Celtic Art and the World of Religious Performances

The geometrical style of the early Iron Age was replaced on the slope of the Hallstatt time by a more lively animal and plant ornamentation, which was enriched and the motives of the human head, which is particularly loved in the aristocratic environment. From the south and south-east, expensive imported goods, new samples and new fashion arrived at the Celtic manors. However, soon, at the latest from the second half of the 5th century, local art workshops started to appear in the Celtic manors. The craftsmen-artists who worked in them combined their own creativity and skills with knowledge of other people’s samples and motifs; processing them in their own way, they created those original ornaments in which elements of the nascent Latvian style were increasingly seen. The Early Latenian style was born at the estates, mainly between Moselle, Sarah and the Rhine. This oldest purely Celtic art had several roots and a number of basic elements. The southern and south-eastern elements were of Italian and Greek origin, and it is possible that over time craftsmen artists come directly from there to offer their services to the Celtic nobility. Early Celtic jewellery workshops often worked with almost pure gold, up to 99% pure. Archaeology has provided evidence of the existence of such workshops. In Langenheim (Taunus) and Sefferväich (Eifel) we find raw material and workpieces; in the Neuwied Basin near Koblenz (Koblenz) we find almost similar pieces in different places, probably from the same workshop; these are not only jewellery, but also wagon shackles (Waldhallscheid, Besserinogen, Kerlich).
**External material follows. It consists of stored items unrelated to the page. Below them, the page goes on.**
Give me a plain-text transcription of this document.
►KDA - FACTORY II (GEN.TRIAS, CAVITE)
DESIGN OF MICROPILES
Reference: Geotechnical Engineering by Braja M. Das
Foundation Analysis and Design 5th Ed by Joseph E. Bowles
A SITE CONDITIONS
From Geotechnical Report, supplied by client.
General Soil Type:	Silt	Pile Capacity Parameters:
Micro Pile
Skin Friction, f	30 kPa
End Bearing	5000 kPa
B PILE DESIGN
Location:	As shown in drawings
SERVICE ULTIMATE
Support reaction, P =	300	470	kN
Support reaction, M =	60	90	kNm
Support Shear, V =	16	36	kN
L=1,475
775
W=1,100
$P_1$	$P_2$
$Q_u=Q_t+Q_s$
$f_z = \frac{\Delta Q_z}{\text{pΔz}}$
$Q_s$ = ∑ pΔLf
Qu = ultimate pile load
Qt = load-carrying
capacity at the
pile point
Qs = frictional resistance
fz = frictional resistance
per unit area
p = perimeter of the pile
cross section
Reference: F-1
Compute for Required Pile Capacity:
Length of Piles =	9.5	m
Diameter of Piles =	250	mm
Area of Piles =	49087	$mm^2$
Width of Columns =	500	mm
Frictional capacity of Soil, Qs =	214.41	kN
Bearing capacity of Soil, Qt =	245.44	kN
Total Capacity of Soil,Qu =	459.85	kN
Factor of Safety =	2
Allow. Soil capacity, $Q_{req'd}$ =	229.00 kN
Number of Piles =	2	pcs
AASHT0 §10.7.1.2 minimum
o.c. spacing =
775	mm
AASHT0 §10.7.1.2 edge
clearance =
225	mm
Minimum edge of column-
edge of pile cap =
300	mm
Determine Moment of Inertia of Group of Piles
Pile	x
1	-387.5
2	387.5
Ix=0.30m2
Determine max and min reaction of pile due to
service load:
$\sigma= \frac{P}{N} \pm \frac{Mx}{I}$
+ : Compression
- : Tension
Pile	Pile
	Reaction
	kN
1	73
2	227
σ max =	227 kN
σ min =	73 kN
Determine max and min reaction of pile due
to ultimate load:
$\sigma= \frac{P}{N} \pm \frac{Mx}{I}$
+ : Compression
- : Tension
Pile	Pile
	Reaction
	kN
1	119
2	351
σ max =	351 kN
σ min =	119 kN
It was not monumental sculpture and architecture, but an artistic craft that became the main branch of Celtic art, which made a major contribution to Central and Northern Europe. From the very beginning, the virtuoso technique of processing was combined with a special gravitation towards ornamentation and created products of timeless value. The Early Latenian style, which has been developing for almost one hundred years, since about the middle of the 5th century, bears numerous features of primitive art, in which only gradually all the characteristic elements and motifs find their place.